Full disclosure involves a backstory. While living in Charleston, West Virginia, 35 years ago, and working in a library, I convinced a patron involved in the post-production cut of the film “Matewan,” to clip a shot of the character Sid Hatfield (played with uncommon grace by Strathairn.) In the shot, Hatfield is poised with pistols akimbo, pointed toward the camera. I turned the clip into a poster and framed it, as a birthday gift to my husband. He admired Hatfield, who he insists was “the only good cop” in US history. The image of Strathairn as Hatfield hung above my husband’s desk for decades. Duncan Williams, a close friend, had attended high school with Strathairn. So, an educated guess at the actor’s age now—about a year and a half younger than I am—makes his physical acting wax all the more virtuosic. He falls to the ground during bombings, dives to the floor in self-mimed beatings. When his outer garments come off later in the show, it is evident that he does all this without the benefit of knee pads or other protective gear. His outsized stamina turns the onstage medium into the show’s message.
In instances where Karski gives voice to the Jewish characters he encounters, his accent is more authentic sounding than his Karski’s Polish accent. Karski’s trends upward, as a Swede’s does. He substitutes a rolling “r” for what should be a softer one, high vowels for what should be low ones. The vowels and their diphthongs should labor along like a Volga Boatman, his head bowed in contemplation. It makes for a distraction at first, but as the show progresses, it becomes less so.
Strathairn’s adroit parsing of an expository script into sculptured beats is supported by Inventive lighting design and the director Derek Goldberg’s instinct for fine-tuned pacing and blocking. The production prepares the public to accept exchanges between Karski and a diplomatic pouchful of such enshrined figures as Sir Anthony Eden, Sir Winston Churchill, Justice Felix Frankfurter, and President Franklin Delano Roosevelt. Frankfurter, a Jew, tells Karski that he doesn’t believe the emissary’s account of the death camp world in which Jews are dying, adding, “but that doesn’t mean it isn’t happening.” Roosevelt’s thinly veiled antisemitism made itself known as early as the 1938 Evian-les-Bains Conference. There, heads of state pledged to take refugee quotas for 20,000 European Jews. Roosevelt declined to take more than 30. He cut short his meeting with Karski, having inquired only about whether Poland had a sufficient number of horses for its farms.
The play’s message echoes the line “We must love one another or die” in Auden’s poem. Experiencing Strathairn touch history as he makes us aware of Karski’s valor, reminded me of the abundant lessons brought to the fore by Matewan. What form love takes is not an idle question under the threat of fascism. Is it is the love of breaching class lines to effect a compromise that ends up favoring finance capital, resulting in barbaric destruction and degradation?

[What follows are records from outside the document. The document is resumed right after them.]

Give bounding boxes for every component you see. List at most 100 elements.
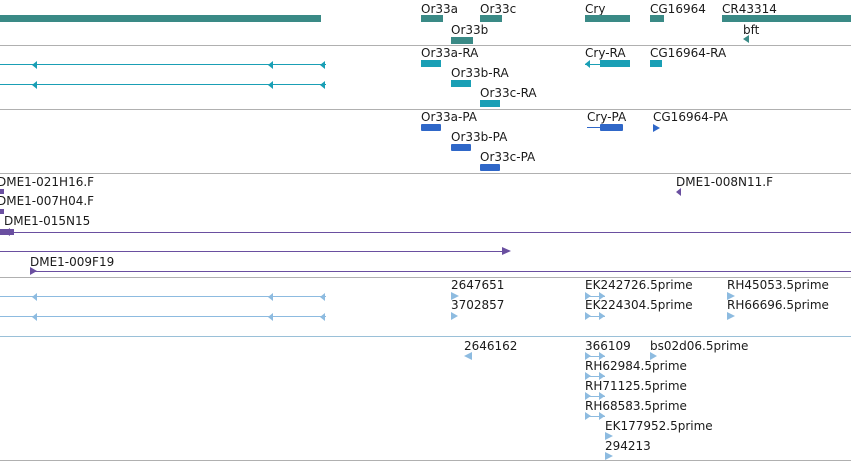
est-track-b: 2646162 366109 bs02d06.5prime RH62984.5p… <box>0 337 851 461</box>
track-divider-1 <box>0 45 851 46</box>
clone-label-dme1-008n11[interactable]: DME1-008N11.F <box>676 175 774 189</box>
transcript-arrow-icon <box>268 61 273 69</box>
est-label-ek177952[interactable]: EK177952.5prime <box>605 419 713 433</box>
gene-label-bft[interactable]: bft <box>743 23 760 37</box>
clone-line-dme1-015n15[interactable] <box>0 232 851 233</box>
cds-bar-cry-pa[interactable] <box>600 124 623 131</box>
cds-label-or33b-pa[interactable]: Or33b-PA <box>451 130 508 144</box>
est-arrow-icon[interactable] <box>727 292 735 300</box>
clone-marker-dme1-021h16[interactable] <box>0 189 4 194</box>
est-label-2646162[interactable]: 2646162 <box>464 339 518 353</box>
gene-bar-cry[interactable] <box>585 15 630 22</box>
transcript-bar-cg16964-ra[interactable] <box>650 60 662 67</box>
transcript-bar-or33a-ra[interactable] <box>421 60 441 67</box>
est-arrow-icon[interactable] <box>451 312 458 320</box>
clone-label-dme1-021h16[interactable]: DME1-021H16.F <box>0 175 95 189</box>
est-line-rh68583[interactable] <box>585 416 605 417</box>
est-arrow-icon[interactable] <box>650 352 657 360</box>
cds-track: Or33a-PA Or33b-PA Or33c-PA Cry-PA CG1696… <box>0 110 851 173</box>
est-label-bs02d06[interactable]: bs02d06.5prime <box>650 339 749 353</box>
transcript-label-cg16964-ra[interactable]: CG16964-RA <box>650 46 727 60</box>
est-label-rh66696[interactable]: RH66696.5prime <box>727 298 829 312</box>
gene-bar-or33a[interactable] <box>421 15 443 22</box>
est-arrow-icon <box>32 313 37 321</box>
transcript-bar-cry-ra[interactable] <box>600 60 630 67</box>
gene-track: Or33a Or33c Or33b Cry CG16964 CR43314 bf… <box>0 0 851 45</box>
clone-arrow-icon[interactable] <box>676 188 681 196</box>
cds-bar-or33a-pa[interactable] <box>421 124 441 131</box>
est-arrow-icon[interactable] <box>464 352 472 360</box>
est-arrow-icon[interactable] <box>727 312 735 320</box>
est-line-2[interactable] <box>0 316 326 317</box>
est-label-366109[interactable]: 366109 <box>585 339 631 353</box>
est-label-ek224304[interactable]: EK224304.5prime <box>585 298 693 312</box>
est-track-a: 2647651 3702857 EK242726.5prime EK224304… <box>0 278 851 336</box>
gene-label-cg16964[interactable]: CG16964 <box>650 2 706 16</box>
cds-label-or33c-pa[interactable]: Or33c-PA <box>480 150 536 164</box>
est-arrow-icon <box>320 293 325 301</box>
est-line-rh71125[interactable] <box>585 396 605 397</box>
est-label-ek242726[interactable]: EK242726.5prime <box>585 278 693 292</box>
clone-line-long[interactable] <box>0 251 506 252</box>
transcript-line-2[interactable] <box>0 84 326 85</box>
cds-arrow-icon[interactable] <box>653 124 660 132</box>
cds-label-cg16964-pa[interactable]: CG16964-PA <box>653 110 728 124</box>
gene-label-or33c[interactable]: Or33c <box>480 2 517 16</box>
cds-bar-or33c-pa[interactable] <box>480 164 500 171</box>
gene-bar-cr43314[interactable] <box>722 15 851 22</box>
bft-arrow-icon[interactable] <box>743 35 749 43</box>
clone-label-dme1-009f19[interactable]: DME1-009F19 <box>30 255 115 269</box>
est-label-rh45053[interactable]: RH45053.5prime <box>727 278 829 292</box>
gene-label-or33a[interactable]: Or33a <box>421 2 459 16</box>
clone-track: DME1-021H16.F DME1-007H04.F DME1-015N15 … <box>0 174 851 277</box>
gene-bar-cg16964[interactable] <box>650 15 664 22</box>
est-arrow-icon[interactable] <box>451 292 459 300</box>
est-line-ek242726[interactable] <box>585 296 605 297</box>
est-arrow-icon[interactable] <box>605 432 613 440</box>
transcript-label-cry-ra[interactable]: Cry-RA <box>585 46 626 60</box>
clone-line-dme1-009f19[interactable] <box>30 271 851 272</box>
transcript-line-1[interactable] <box>0 64 326 65</box>
clone-arrow-icon <box>502 247 511 255</box>
est-label-294213[interactable]: 294213 <box>605 439 651 453</box>
est-arrow-icon <box>599 352 605 360</box>
est-label-rh62984[interactable]: RH62984.5prime <box>585 359 687 373</box>
est-arrow-icon <box>585 352 591 360</box>
est-arrow-icon[interactable] <box>605 452 613 460</box>
gene-bar-or33b[interactable] <box>451 37 473 44</box>
transcript-bar-or33b-ra[interactable] <box>451 80 471 87</box>
clone-block-dme1-015n15[interactable] <box>0 229 14 235</box>
cds-label-cry-pa[interactable]: Cry-PA <box>587 110 627 124</box>
est-line-ek224304[interactable] <box>585 316 605 317</box>
cds-label-or33a-pa[interactable]: Or33a-PA <box>421 110 478 124</box>
est-arrow-icon <box>585 292 591 300</box>
est-label-3702857[interactable]: 3702857 <box>451 298 505 312</box>
clone-marker-dme1-007h04[interactable] <box>0 209 4 214</box>
gene-bar-left[interactable] <box>0 15 321 22</box>
gene-label-cry[interactable]: Cry <box>585 2 606 16</box>
est-line-1[interactable] <box>0 296 326 297</box>
est-label-2647651[interactable]: 2647651 <box>451 278 505 292</box>
est-line-366109[interactable] <box>585 356 605 357</box>
est-line-rh62984[interactable] <box>585 376 605 377</box>
track-divider-5 <box>0 336 851 337</box>
est-arrow-icon <box>599 392 605 400</box>
clone-label-dme1-015n15[interactable]: DME1-015N15 <box>4 214 91 228</box>
transcript-label-or33b-ra[interactable]: Or33b-RA <box>451 66 509 80</box>
est-label-rh68583[interactable]: RH68583.5prime <box>585 399 687 413</box>
transcript-arrow-icon <box>32 81 37 89</box>
est-arrow-icon <box>268 313 273 321</box>
est-arrow-icon <box>268 293 273 301</box>
gene-bar-or33c[interactable] <box>480 15 502 22</box>
transcript-arrow-icon <box>585 60 590 68</box>
gene-label-cr43314[interactable]: CR43314 <box>722 2 777 16</box>
transcript-label-or33c-ra[interactable]: Or33c-RA <box>480 86 537 100</box>
est-label-rh71125[interactable]: RH71125.5prime <box>585 379 687 393</box>
cds-bar-or33b-pa[interactable] <box>451 144 471 151</box>
gene-label-or33b[interactable]: Or33b <box>451 23 489 37</box>
track-divider-3 <box>0 173 851 174</box>
transcript-label-or33a-ra[interactable]: Or33a-RA <box>421 46 479 60</box>
transcript-bar-or33c-ra[interactable] <box>480 100 500 107</box>
est-arrow-icon <box>599 292 605 300</box>
clone-label-dme1-007h04[interactable]: DME1-007H04.F <box>0 194 95 208</box>
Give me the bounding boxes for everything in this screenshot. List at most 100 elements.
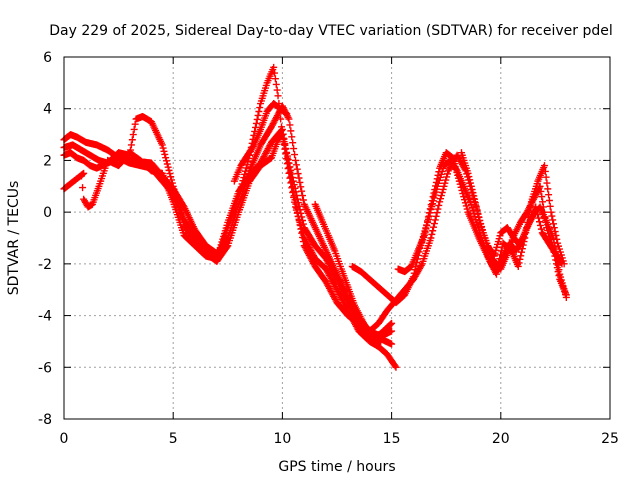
data-point xyxy=(535,218,543,226)
data-point xyxy=(465,173,473,181)
data-point xyxy=(543,179,551,187)
data-point xyxy=(471,195,479,203)
data-point xyxy=(424,215,432,223)
y-tick-label: -4 xyxy=(38,309,52,325)
data-point xyxy=(292,200,300,208)
data-point xyxy=(285,115,293,123)
y-tick-label: 4 xyxy=(43,102,52,118)
data-point xyxy=(298,187,306,195)
data-point xyxy=(441,179,449,187)
data-point xyxy=(281,140,289,148)
data-point xyxy=(388,340,396,348)
x-tick-label: 10 xyxy=(273,431,291,447)
data-point xyxy=(554,261,562,269)
data-point xyxy=(286,168,294,176)
data-point xyxy=(553,257,561,265)
axis-ticks: 0 5 10 15 20 25 -8 -6 -4 -2 0 2 4 6 xyxy=(38,50,619,447)
data-point xyxy=(544,185,552,193)
data-point xyxy=(468,186,476,194)
data-point xyxy=(167,173,175,181)
y-tick-label: 0 xyxy=(43,205,52,221)
grid xyxy=(64,57,610,419)
data-point xyxy=(289,139,297,147)
data-point xyxy=(549,216,557,224)
data-point xyxy=(158,141,166,149)
data-point xyxy=(255,107,263,115)
data-point xyxy=(283,149,291,157)
data-point xyxy=(434,205,442,213)
data-point xyxy=(130,125,138,133)
chart-title: Day 229 of 2025, Sidereal Day-to-day VTE… xyxy=(49,23,613,39)
data-point xyxy=(392,363,400,371)
data-point xyxy=(284,113,292,121)
x-tick-label: 0 xyxy=(60,431,69,447)
data-point xyxy=(163,160,171,168)
series-track-4 xyxy=(77,125,396,348)
data-point xyxy=(288,184,296,192)
data-point xyxy=(542,173,550,181)
data-point xyxy=(292,156,300,164)
data-point xyxy=(546,202,554,210)
data-point xyxy=(435,201,443,209)
data-point xyxy=(287,173,295,181)
data-point xyxy=(537,225,545,233)
y-tick-label: -2 xyxy=(38,257,52,273)
series-track-11 xyxy=(230,100,291,185)
data-point xyxy=(164,163,172,171)
data-point xyxy=(273,86,281,94)
data-point xyxy=(425,212,433,220)
data-point xyxy=(517,252,525,260)
data-point xyxy=(162,157,170,165)
data-point xyxy=(550,224,558,232)
data-point xyxy=(537,187,545,195)
data-point xyxy=(295,174,303,182)
series-track-9 xyxy=(457,149,570,301)
data-point xyxy=(536,182,544,190)
data-point xyxy=(295,217,303,225)
x-tick-label: 15 xyxy=(383,431,401,447)
data-point xyxy=(432,212,440,220)
data-point xyxy=(298,229,306,237)
data-point xyxy=(282,109,290,117)
data-point xyxy=(515,259,523,267)
data-point xyxy=(539,198,547,206)
x-tick-label: 20 xyxy=(492,431,510,447)
data-point xyxy=(290,145,298,153)
x-tick-label: 5 xyxy=(169,431,178,447)
data-point xyxy=(467,182,475,190)
data-point xyxy=(166,170,174,178)
data-point xyxy=(466,179,474,187)
data-point xyxy=(252,119,260,127)
data-point xyxy=(161,150,169,158)
data-point xyxy=(241,170,249,178)
data-point xyxy=(417,261,425,269)
data-point xyxy=(430,223,438,231)
data-point xyxy=(555,266,563,274)
y-axis-label: SDTVAR / TECUs xyxy=(6,181,22,296)
data-point xyxy=(427,234,435,242)
data-point xyxy=(550,239,558,247)
data-point xyxy=(541,167,549,175)
data-point xyxy=(472,202,480,210)
data-point xyxy=(282,144,290,152)
data-point xyxy=(536,221,544,229)
data-point xyxy=(440,182,448,190)
data-point xyxy=(473,206,481,214)
data-point xyxy=(475,213,483,221)
data-point xyxy=(128,136,136,144)
data-point xyxy=(420,231,428,239)
data-point xyxy=(545,191,553,199)
data-point xyxy=(288,178,296,186)
data-point xyxy=(549,234,557,242)
data-point xyxy=(294,213,302,221)
plot-frame xyxy=(63,56,611,420)
data-point xyxy=(290,192,298,200)
data-point xyxy=(274,92,282,100)
data-point xyxy=(426,209,434,217)
data-point xyxy=(463,205,471,213)
data-point xyxy=(552,252,560,260)
data-point xyxy=(462,202,470,210)
data-point xyxy=(299,238,307,246)
data-point xyxy=(377,337,385,345)
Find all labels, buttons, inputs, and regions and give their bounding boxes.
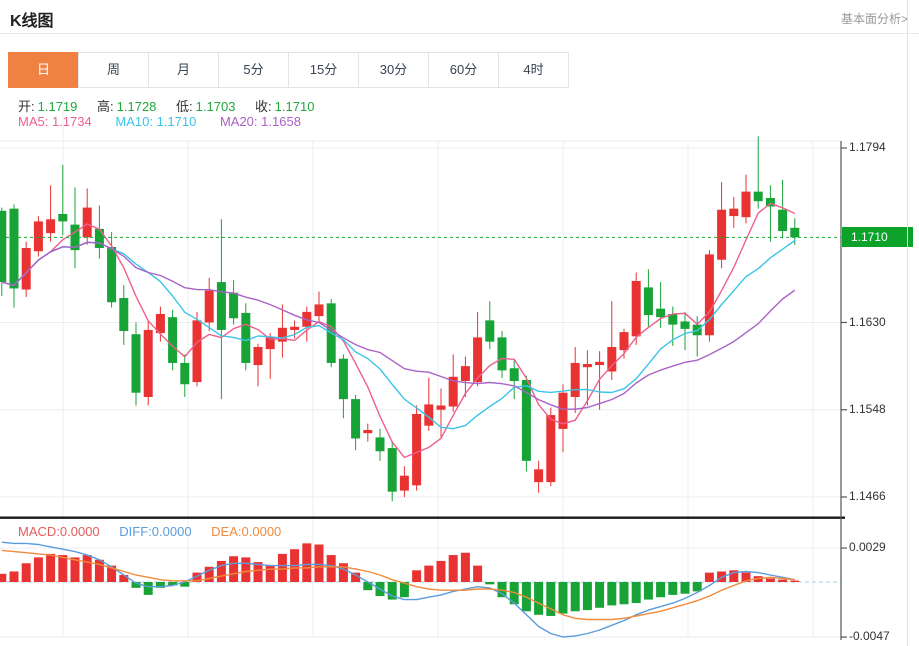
price-tick-1.1548: 1.1548 [849, 401, 886, 416]
high-label: 高: [97, 99, 114, 114]
tab-月[interactable]: 月 [148, 52, 219, 88]
tab-4时[interactable]: 4时 [498, 52, 569, 88]
open-label: 开: [18, 99, 35, 114]
price-tick-1.1630: 1.1630 [849, 314, 886, 329]
widget-right-border [907, 0, 908, 646]
tab-15分[interactable]: 15分 [288, 52, 359, 88]
diff-value: 0.0000 [151, 524, 192, 539]
tab-5分[interactable]: 5分 [218, 52, 289, 88]
tab-日[interactable]: 日 [8, 52, 79, 88]
tab-60分[interactable]: 60分 [428, 52, 499, 88]
tab-周[interactable]: 周 [78, 52, 149, 88]
diff-label: DIFF: [119, 524, 152, 539]
macd-tick-0.0029: 0.0029 [849, 540, 886, 555]
current-price-tag: 1.1710 [842, 227, 913, 247]
ma-legend: MA5: 1.1734 MA10: 1.1710 MA20: 1.1658 [18, 114, 321, 129]
fundamental-analysis-link[interactable]: 基本面分析> [840, 12, 908, 26]
low-value: 1.1703 [195, 99, 236, 114]
macd-legend: MACD:0.0000 DIFF:0.0000 DEA:0.0000 [18, 524, 297, 539]
ma5-value: 1.1734 [51, 114, 92, 129]
ma10-label: MA10: [115, 114, 153, 129]
dea-value: 0.0000 [241, 524, 282, 539]
low-label: 低: [176, 99, 193, 114]
close-label: 收: [255, 99, 272, 114]
macd-label: MACD: [18, 524, 60, 539]
macd-value: 0.0000 [59, 524, 100, 539]
price-tick-1.1794: 1.1794 [849, 140, 886, 154]
high-value: 1.1728 [116, 99, 157, 114]
ma5-label: MA5: [18, 114, 49, 129]
dea-label: DEA: [211, 524, 242, 539]
ma10-value: 1.1710 [156, 114, 197, 129]
current-price-value: 1.1710 [851, 230, 888, 244]
page-title: K线图 [10, 13, 54, 30]
ma20-label: MA20: [219, 114, 258, 129]
ohlc-legend: 开: 1.1719 高: 1.1728 低: 1.1703 收: 1.1710 [18, 96, 330, 115]
open-value: 1.1719 [37, 99, 78, 114]
macd-tick--0.0047: -0.0047 [849, 629, 890, 644]
close-value: 1.1710 [274, 99, 315, 114]
ma20-value: 1.1658 [261, 114, 301, 129]
interval-tabbar: 日周月 5分 15分 30分 60分 4时 [8, 52, 569, 88]
tab-30分[interactable]: 30分 [358, 52, 429, 88]
price-tick-1.1466: 1.1466 [849, 489, 886, 503]
header-divider [0, 33, 919, 34]
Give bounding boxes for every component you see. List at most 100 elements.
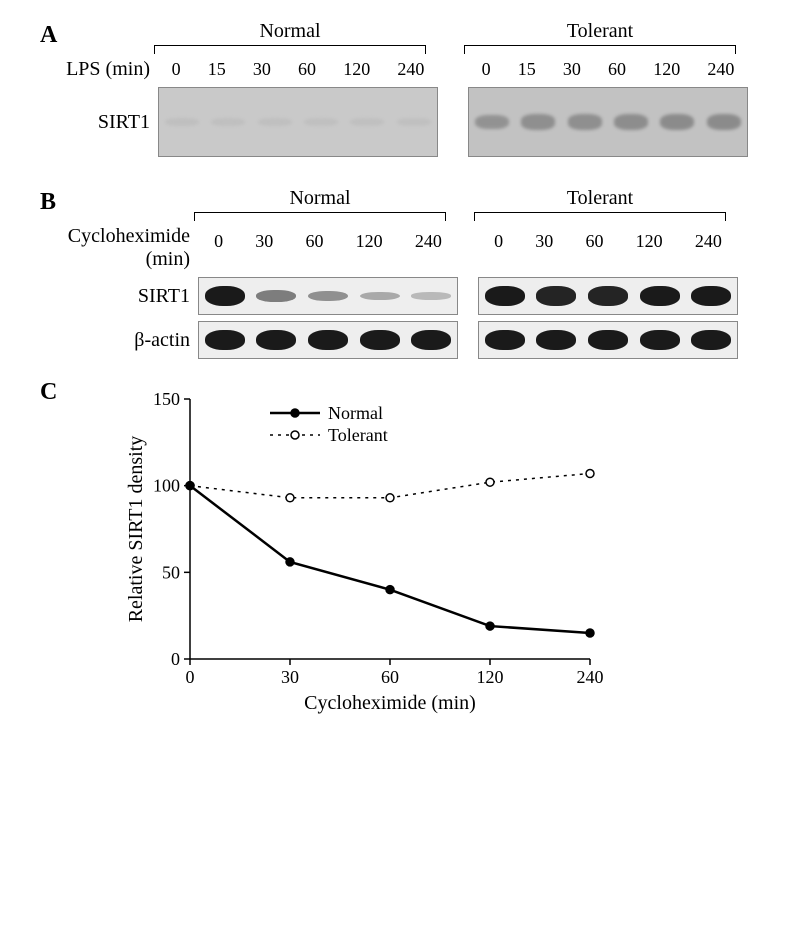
timepoint-label: 0 xyxy=(494,231,503,252)
timepoint-label: 240 xyxy=(415,231,442,252)
timepoint-label: 0 xyxy=(214,231,223,252)
x-tick-label: 0 xyxy=(186,667,195,687)
blot-band xyxy=(411,330,451,350)
panel-c-letter: C xyxy=(40,379,57,406)
series-marker xyxy=(386,586,394,594)
x-tick-label: 30 xyxy=(281,667,299,687)
blot-band xyxy=(588,330,628,350)
panel-a-blot-tolerant xyxy=(468,87,748,157)
y-tick-label: 0 xyxy=(171,649,180,669)
timepoint-label: 15 xyxy=(208,59,226,80)
timepoint-label: 60 xyxy=(305,231,323,252)
blot-band xyxy=(258,118,292,127)
blot-band xyxy=(707,114,741,130)
panel-b-letter: B xyxy=(40,189,56,216)
blot-band xyxy=(640,286,680,306)
panel-a-blot-normal xyxy=(158,87,438,157)
timepoint-label: 120 xyxy=(343,59,370,80)
series-marker xyxy=(186,482,194,490)
panel-b-blot-normal-actin xyxy=(198,321,458,359)
blot-band xyxy=(411,292,451,300)
timepoint-label: 15 xyxy=(518,59,536,80)
blot-band xyxy=(485,330,525,350)
blot-band xyxy=(691,286,731,306)
blot-band xyxy=(536,330,576,350)
timepoint-label: 240 xyxy=(707,59,734,80)
timepoint-label: 30 xyxy=(253,59,271,80)
timepoint-label: 0 xyxy=(172,59,181,80)
blot-band xyxy=(568,114,602,129)
blot-band xyxy=(205,286,245,306)
bracket xyxy=(154,45,426,54)
bracket xyxy=(474,212,726,221)
blot-band xyxy=(360,330,400,350)
figure: A NormalTolerantLPS (min)015306012024001… xyxy=(20,20,780,729)
timepoint-label: 0 xyxy=(482,59,491,80)
series-marker xyxy=(586,470,594,478)
series-marker xyxy=(286,494,294,502)
series-marker xyxy=(486,622,494,630)
legend-label: Normal xyxy=(328,403,383,423)
blot-band xyxy=(691,330,731,350)
panel-b-sirt1-label: SIRT1 xyxy=(20,285,198,308)
blot-band xyxy=(588,286,628,305)
panel-b-blot-normal-sirt1 xyxy=(198,277,458,315)
timepoint-label: 120 xyxy=(653,59,680,80)
panel-b-blot-tolerant-sirt1 xyxy=(478,277,738,315)
timepoint-label: 240 xyxy=(695,231,722,252)
y-tick-label: 50 xyxy=(162,562,180,582)
panel-b-blot-tolerant-actin xyxy=(478,321,738,359)
blot-band xyxy=(256,290,296,302)
panel-b-normal-label: Normal xyxy=(190,187,450,210)
timepoint-label: 30 xyxy=(563,59,581,80)
bracket xyxy=(464,45,736,54)
blot-band xyxy=(308,330,348,350)
x-tick-label: 120 xyxy=(477,667,504,687)
blot-band xyxy=(165,118,199,127)
panel-b-tolerant-label: Tolerant xyxy=(470,187,730,210)
panel-c: C 05010015003060120240Relative SIRT1 den… xyxy=(20,389,780,729)
blot-band xyxy=(211,118,245,127)
panel-b-row-label: Cycloheximide(min) xyxy=(20,225,198,271)
timepoint-label: 60 xyxy=(585,231,603,252)
timepoint-label: 30 xyxy=(535,231,553,252)
blot-band xyxy=(660,114,694,130)
y-tick-label: 150 xyxy=(153,389,180,409)
legend-label: Tolerant xyxy=(328,425,388,445)
panel-c-chart: 0 50 100 150 0 30 60 120 240 Relative SIRT1 densi… xyxy=(120,389,640,729)
y-tick-label: 100 xyxy=(153,476,180,496)
blot-band xyxy=(308,291,348,302)
blot-band xyxy=(397,118,431,126)
panel-a-row-label: LPS (min) xyxy=(20,58,158,81)
blot-band xyxy=(485,286,525,306)
timepoint-label: 120 xyxy=(356,231,383,252)
panel-b-actin-label: β-actin xyxy=(20,329,198,352)
timepoint-label: 60 xyxy=(298,59,316,80)
series-line xyxy=(190,486,590,633)
panel-a-tolerant-label: Tolerant xyxy=(460,20,740,43)
blot-band xyxy=(304,118,338,127)
x-tick-label: 240 xyxy=(577,667,604,687)
series-marker xyxy=(586,629,594,637)
blot-band xyxy=(205,330,245,350)
series-marker xyxy=(386,494,394,502)
series-marker xyxy=(486,478,494,486)
panel-a-normal-label: Normal xyxy=(150,20,430,43)
y-axis-label: Relative SIRT1 density xyxy=(125,436,147,623)
blot-band xyxy=(360,292,400,301)
blot-band xyxy=(350,118,384,127)
panel-a-letter: A xyxy=(40,22,57,49)
panel-b: B Normal Tolerant Cycloheximide(min) 0 30 60 1… xyxy=(20,187,780,359)
blot-band xyxy=(256,330,296,350)
blot-band xyxy=(614,114,648,130)
x-tick-label: 60 xyxy=(381,667,399,687)
timepoint-label: 30 xyxy=(255,231,273,252)
panel-a: A Normal Tolerant LPS (min) 0 15 30 60 120 240 0 1… xyxy=(20,20,780,157)
blot-band xyxy=(640,330,680,350)
blot-band xyxy=(475,115,509,129)
series-marker xyxy=(286,558,294,566)
blot-band xyxy=(536,286,576,305)
timepoint-label: 240 xyxy=(397,59,424,80)
timepoint-label: 120 xyxy=(636,231,663,252)
timepoint-label: 60 xyxy=(608,59,626,80)
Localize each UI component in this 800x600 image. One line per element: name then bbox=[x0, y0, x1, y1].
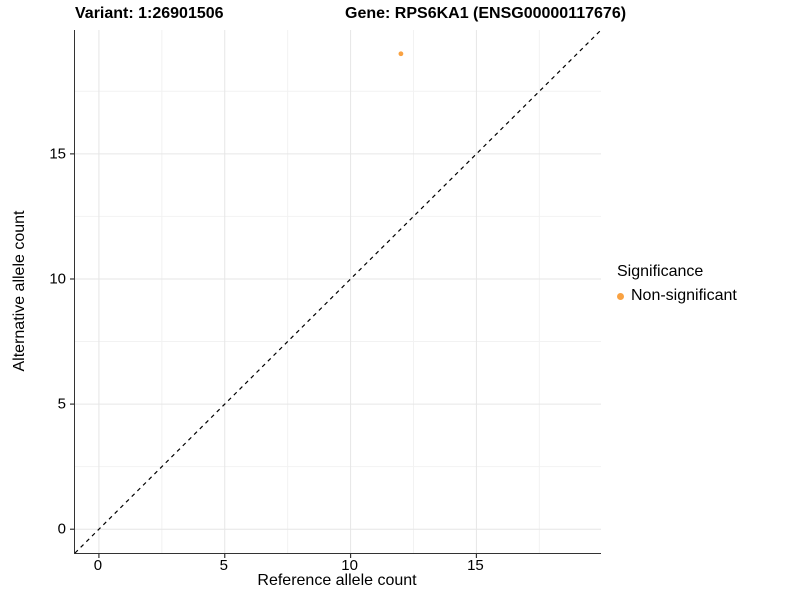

Or is it the opposite—the fraternal love of class solidarity, which we see manifest in John Sayles’ 1987 film “Matewan”? Matewan tells the story of the 1920s Appalachian coal wars that tested the mettle of the United Mine Workers Union in its early days. In that specie of love, the imperative to unite old-timer mountaineers of English and Scottish descent, Italian immigrant workers, and Black coal miners, all living and working in the same “hollers,” is by no means abstract. A line in the film spoken in Italian by the actress Maggie Renzi, captures the solution, as well as the gravitas inherent in its demands on each union member and his family. New to America from Italy, her character calls up a memory imported from the old country when she says, “Il sindicato! Ancora, il sindicato!” [The union, the union again!]
Today, such solidarity is necessarily bound up with the forging of the consciousness to prepare working people to take up arms against any impending fascist bid for power. We shall have learned from history that divide and conquer is the first step down the primrose path to exterminating the oppressed, and the excluded others whose defiled corpses bear the brand of horrific finance capital-inspired depravity. So yes, ancora il sindicato!“
Remember This: The Lesson of Jan Karski” sounds an alarm bell—that for whatever reason—financial interest, a climate of denial that shuts down civil political discourse, persisting prejudices, or spiritual disengagement—the solution amidst a galloping social and economic crisis that turns a blind eye to the foreboding of atrocities, are acts of conscience like Karski’s. They are most effective and inspiring when tied to a contagion of solidarity. What a great service this artistic team and Berkeley Rep has done to remind us to stand up for one another, the “should” that urges us to be like Karski. Ancora il sindicato! Ancora Karski!